職人インタビュー

 

藤林良教藤源

●荘厳仏具を支えて17代

――とても歴史ある工房なんですね。
当代である父で17代目になります。詳細な創業年については定かではありませんが、室町時代には現在と同じく仏具の彫金を家業としていたようです。かつては七条通(現在の京都駅近辺)に仏具職人が多く工房を構えており「七条仏所」と呼ばれていました。うちも祖父の代に現在の場所に移転する前はその近くに工房を構えていました。

――彫金とはどのようなお仕事でしょうか。
文字通り、「金属」を「彫る」職人です。私たちがおもに使う道具は鏨。これを何種類も持ち替えて鋳物に柄や文様を彫り、浮かび上がらせます。鏨は必要に応じて自作することも多いので何本あるかはわかりませんね。手元に置いてよく使うものだけでも数百本はあるんじゃないでしょうか。

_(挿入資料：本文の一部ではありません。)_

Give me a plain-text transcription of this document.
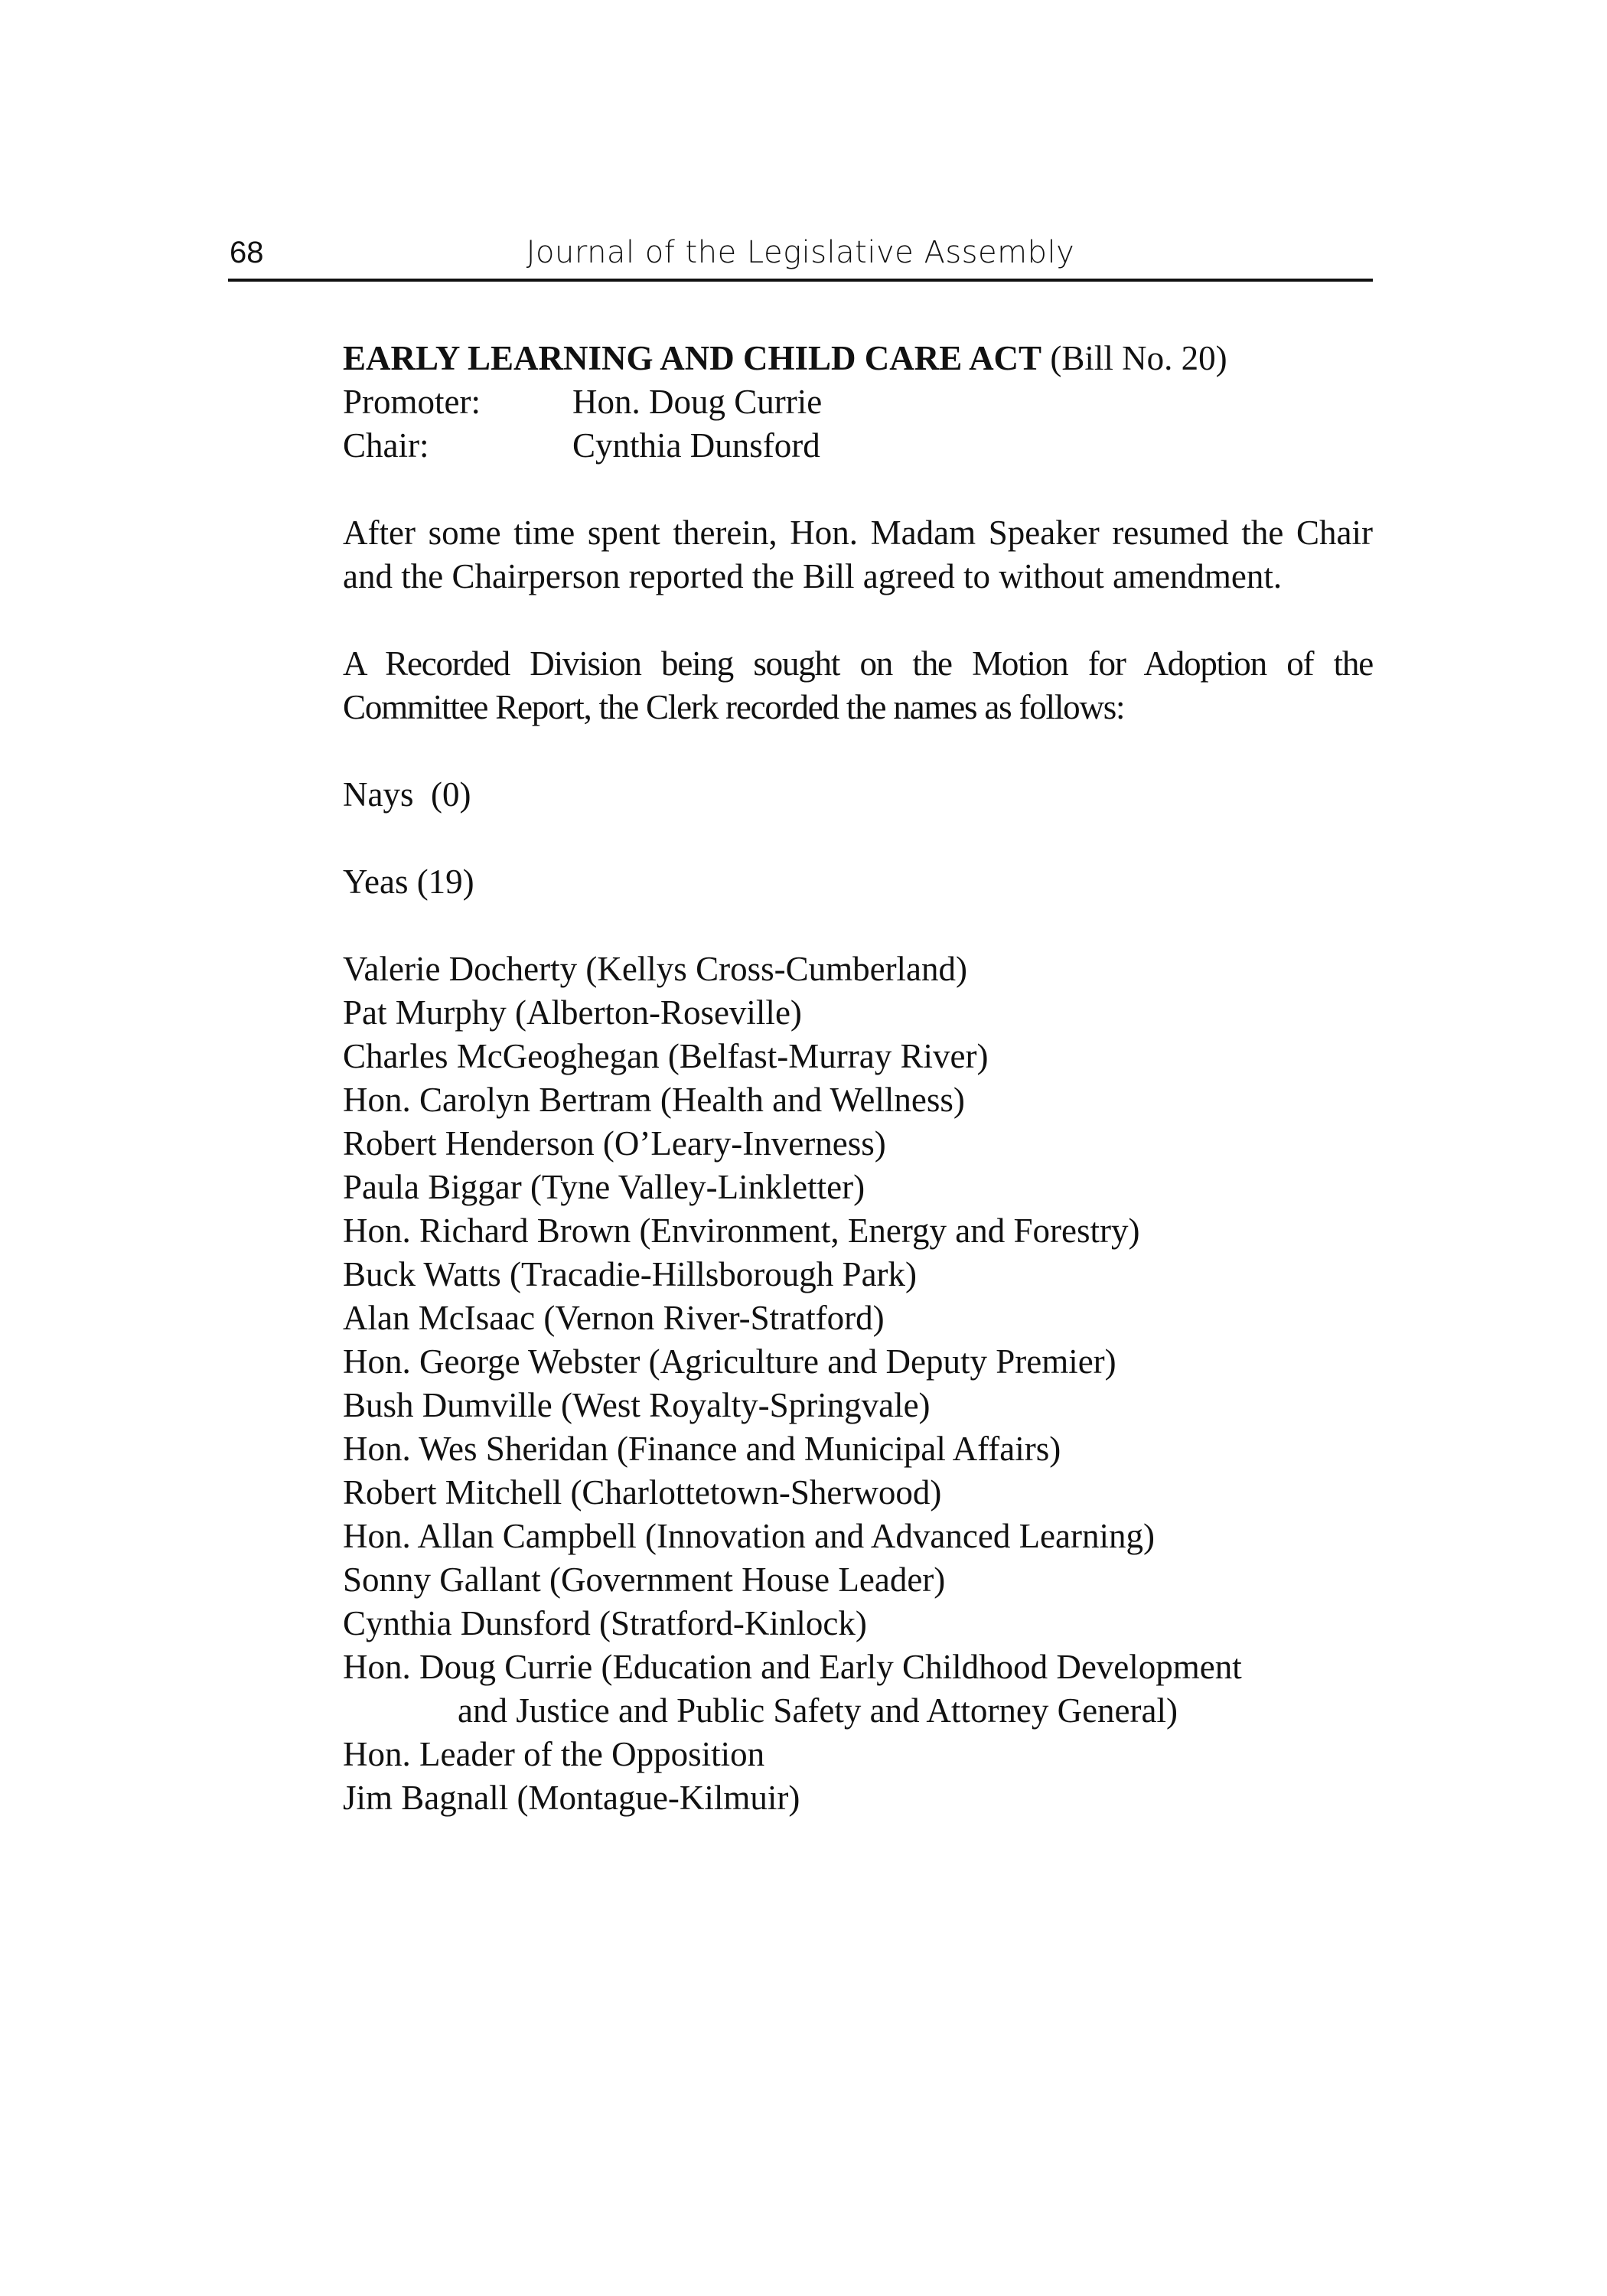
68	Journal of the Legislative Assembly

EARLY LEARNING AND CHILD CARE ACT (Bill No. 20)

Promoter:	Hon. Doug Currie
Chair:	Cynthia Dunsford

After some time spent therein, Hon. Madam Speaker resumed the Chair and the Chairperson reported the Bill agreed to without amendment.

A Recorded Division being sought on the Motion for Adoption of the Committee Report, the Clerk recorded the names as follows:

Nays  (0)
Yeas (19)
Valerie Docherty (Kellys Cross-Cumberland)
Pat Murphy (Alberton-Roseville)
Charles McGeoghegan (Belfast-Murray River)
Hon. Carolyn Bertram (Health and Wellness)
Robert Henderson (O’Leary-Inverness)
Paula Biggar (Tyne Valley-Linkletter)
Hon. Richard Brown (Environment, Energy and Forestry)
Buck Watts (Tracadie-Hillsborough Park)
Alan McIsaac (Vernon River-Stratford)
Hon. George Webster (Agriculture and Deputy Premier)
Bush Dumville (West Royalty-Springvale)
Hon. Wes Sheridan (Finance and Municipal Affairs)
Robert Mitchell (Charlottetown-Sherwood)
Hon. Allan Campbell (Innovation and Advanced Learning)
Sonny Gallant (Government House Leader)
Cynthia Dunsford (Stratford-Kinlock)
Hon. Doug Currie (Education and Early Childhood Development
and Justice and Public Safety and Attorney General)
Hon. Leader of the Opposition
Jim Bagnall (Montague-Kilmuir)
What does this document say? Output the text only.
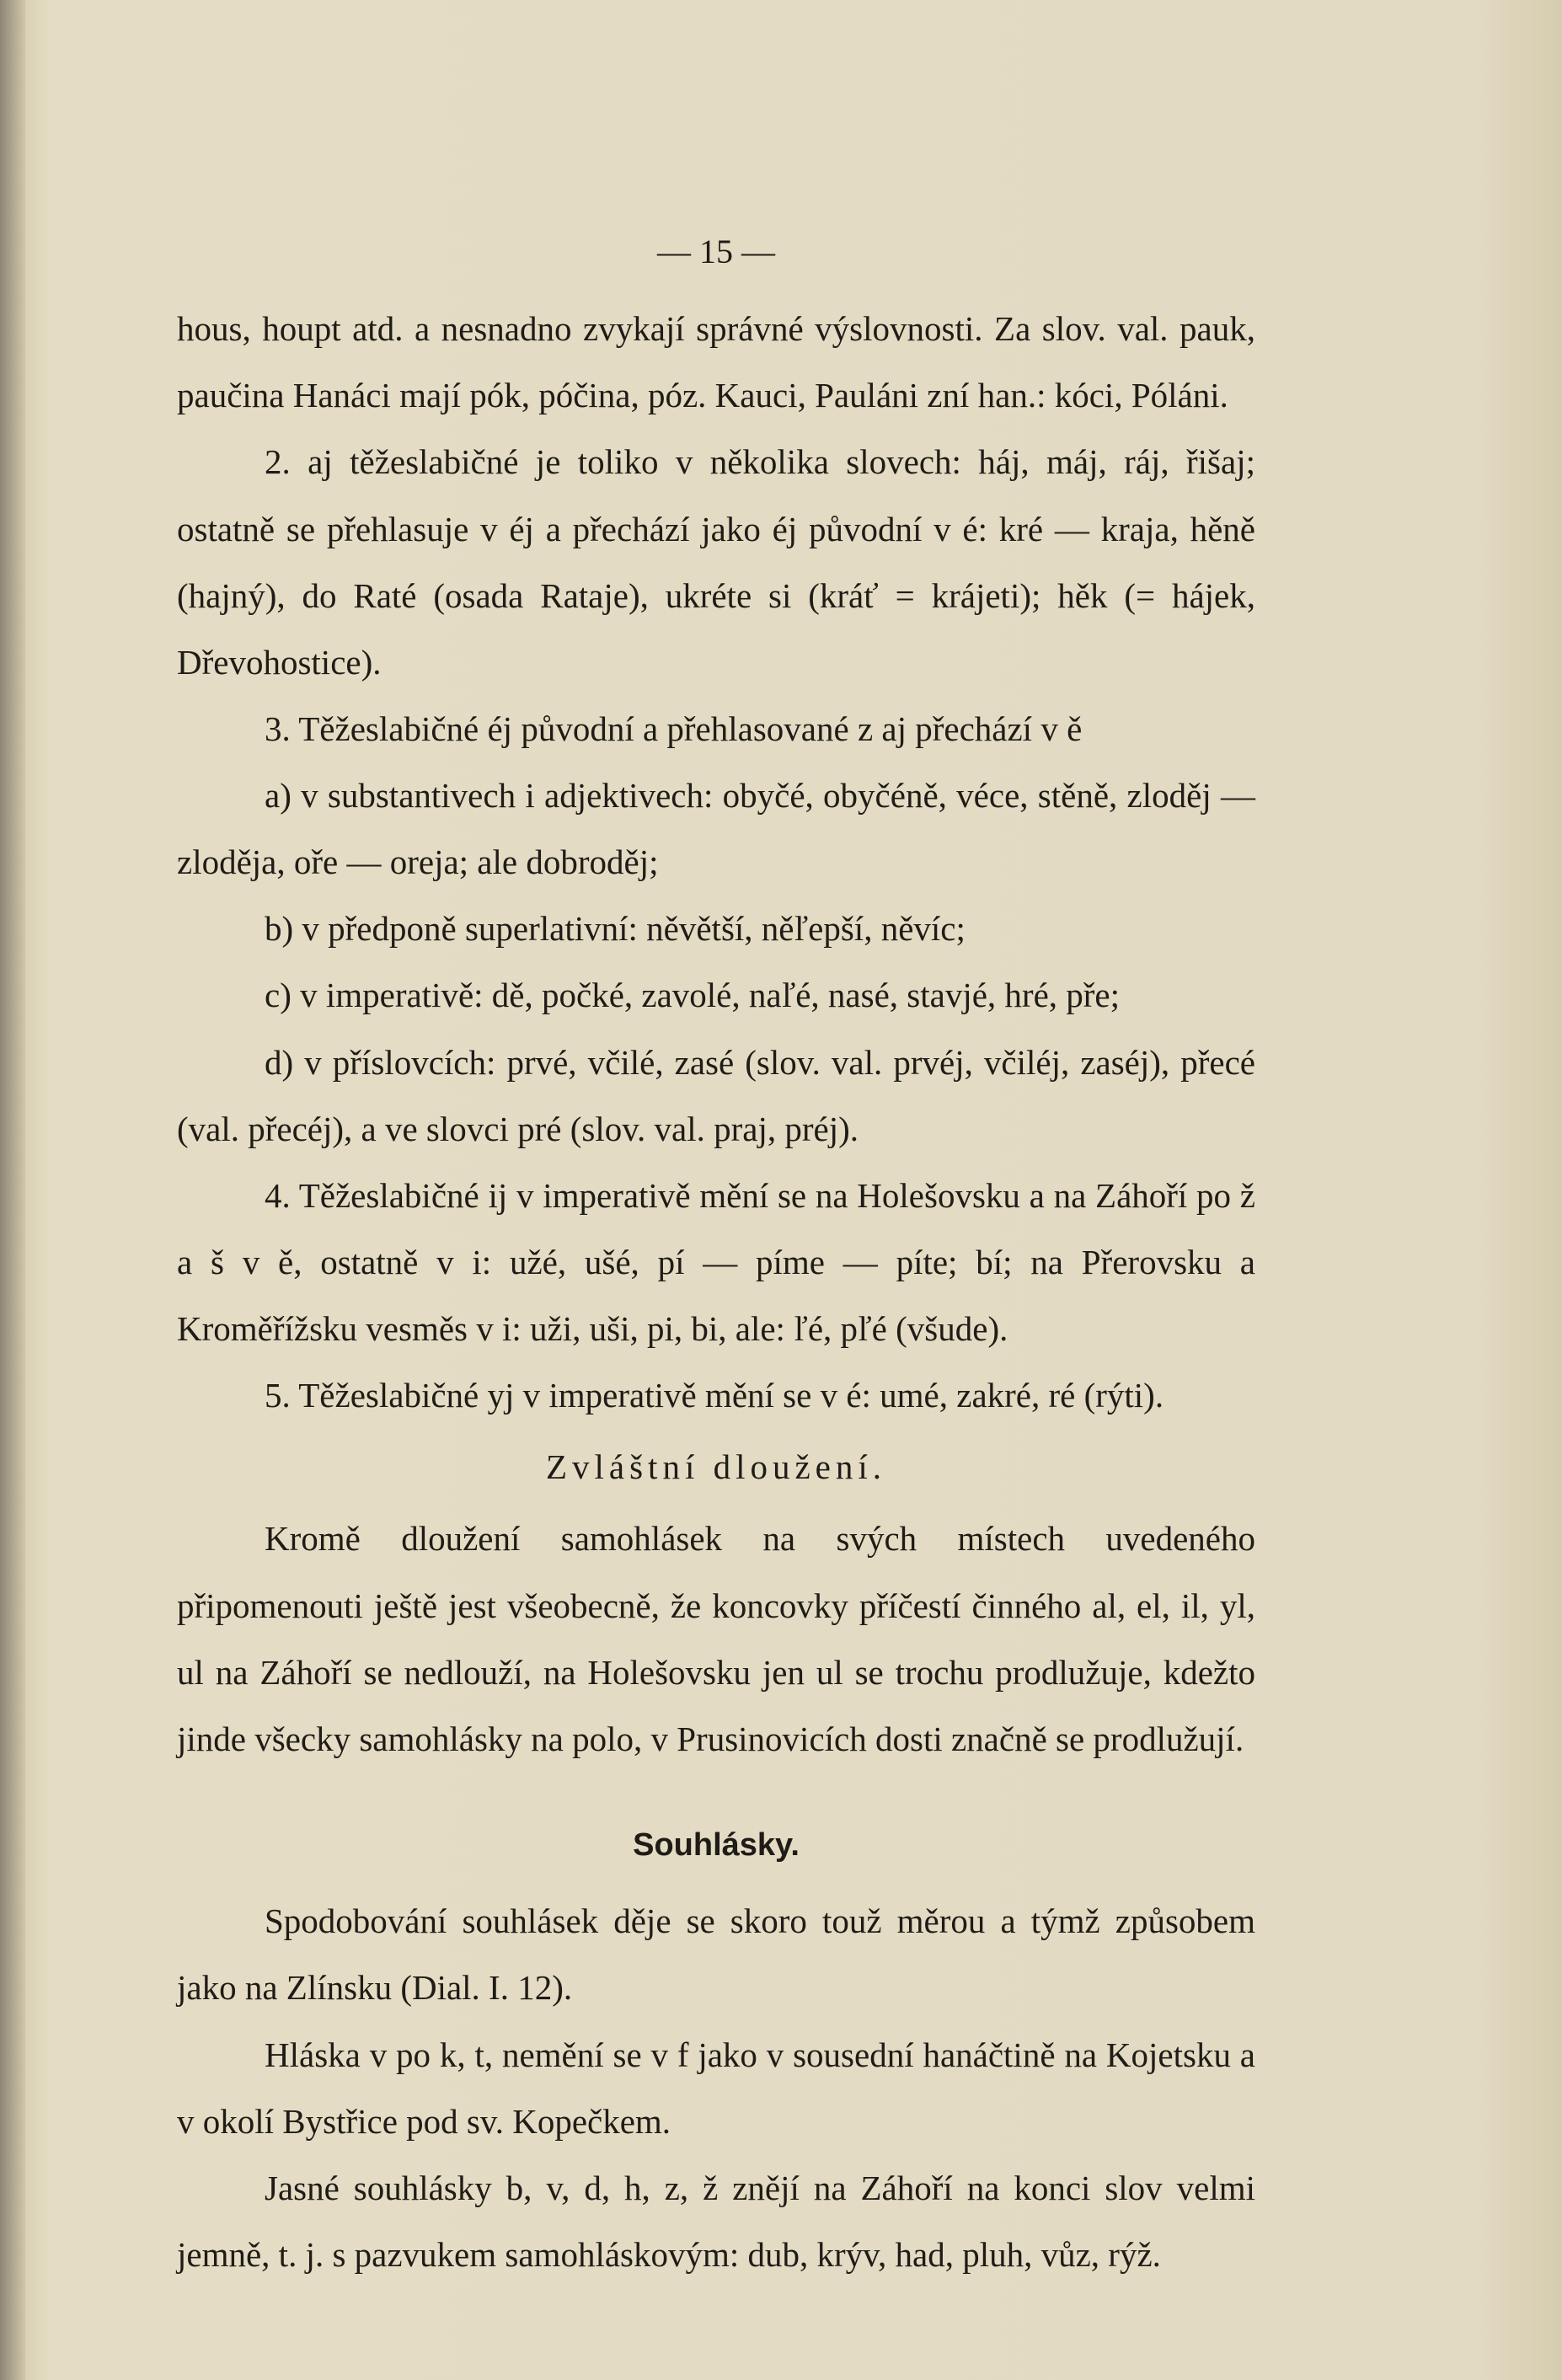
— 15 —

hous, houpt atd. a nesnadno zvykají správné výslovnosti. Za slov. val. pauk, paučina Hanáci mají pók, póčina, póz. Kauci, Pauláni zní han.: kóci, Póláni.

2. aj těžeslabičné je toliko v několika slovech: háj, máj, ráj, řišaj; ostatně se přehlasuje v éj a přechází jako éj původní v é: kré — kraja, hěně (hajný), do Raté (osada Rataje), ukréte si (kráť = krájeti); hěk (= hájek, Dřevohostice).

3. Těžeslabičné éj původní a přehlasované z aj přechází v ě

a) v substantivech i adjektivech: obyčé, obyčéně, véce, stěně, zloděj — zloděja, oře — oreja; ale dobroděj;

b) v předponě superlativní: něvětší, něľepší, něvíc;

c) v imperativě: dě, počké, zavolé, naľé, nasé, stavjé, hré, pře;

d) v příslovcích: prvé, včilé, zasé (slov. val. prvéj, včiléj, zaséj), přecé (val. přecéj), a ve slovci pré (slov. val. praj, préj).

4. Těžeslabičné ij v imperativě mění se na Holešovsku a na Záhoří po ž a š v ě, ostatně v i: užé, ušé, pí — píme — píte; bí; na Přerovsku a Kroměřížsku vesměs v i: uži, uši, pi, bi, ale: ľé, pľé (všude).

5. Těžeslabičné yj v imperativě mění se v é: umé, zakré, ré (rýti).

Zvláštní dloužení.

Kromě dloužení samohlásek na svých místech uvedeného připomenouti ještě jest všeobecně, že koncovky příčestí činného al, el, il, yl, ul na Záhoří se nedlouží, na Holešovsku jen ul se trochu prodlužuje, kdežto jinde všecky samohlásky na polo, v Prusinovicích dosti značně se prodlužují.

Souhlásky.

Spodobování souhlásek děje se skoro touž měrou a týmž způsobem jako na Zlínsku (Dial. I. 12).

Hláska v po k, t, nemění se v f jako v sousední hanáčtině na Kojetsku a v okolí Bystřice pod sv. Kopečkem.

Jasné souhlásky b, v, d, h, z, ž znějí na Záhoří na konci slov velmi jemně, t. j. s pazvukem samohláskovým: dub, krýv, had, pluh, vůz, rýž.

――藤源さんでつくる仏具はどのようなものがあるんですか?
お寺にはたくさんの金属工芸品がありますが、うちでは「具足」と総称される「香炉」「花立て」「燭台」を手がけることが多いですね。

●専門職が支える京都の仏具の世界

――各宗派本山が集まる京都は、仏具製造の本場でもありますね。
京都の仏具の良さはやはりすべての工程を手仕事で仕上げていく丁寧さでしょうね。各工程に特化した職人が分業して高い品質を目指すのはもちろん、宗派ごとの厳密な決まりごとを守り伝えているところも特色です。

――ひとくちに「仏具」と言っても、宗派ごとに違いがあるんですね。
仏具は宗派ごとに意匠や色が細かく異なります。また、特定の宗派でしか使わない仏具も存在します。ですので、京都の仏具職人は特定の宗派を専門に仕事をしているところも少なくないんですよ。うちは真宗大谷派(東本願寺)を中心にお仕事をさせて頂いています。

●技術を繋ぐために

――仏具の彫金には幅広い技法がありますが、どのようにして技術を習得されたんですか?
私の場合は、50年以上のキャリアがある父と一緒に仕事をしてきたことがとても恵まれていました。父が培ってきた技術だけではなく、経験や知恵なども教わってきました。また、工房には歴代の道具や資料などが残っていますから、過去の仕事に学ぶこともできました。

――手仕事の未来についてどのようにお考えですか?
仏具に限らず、京都の金属工芸の業界には同世代の職人さんが多く、業種の垣根を越えて励まし合っています。若手と呼ばれる私たちにとっては厳しい時代ではありますが、これからの次代に求められる工芸を皆で考えていきたいと思っています。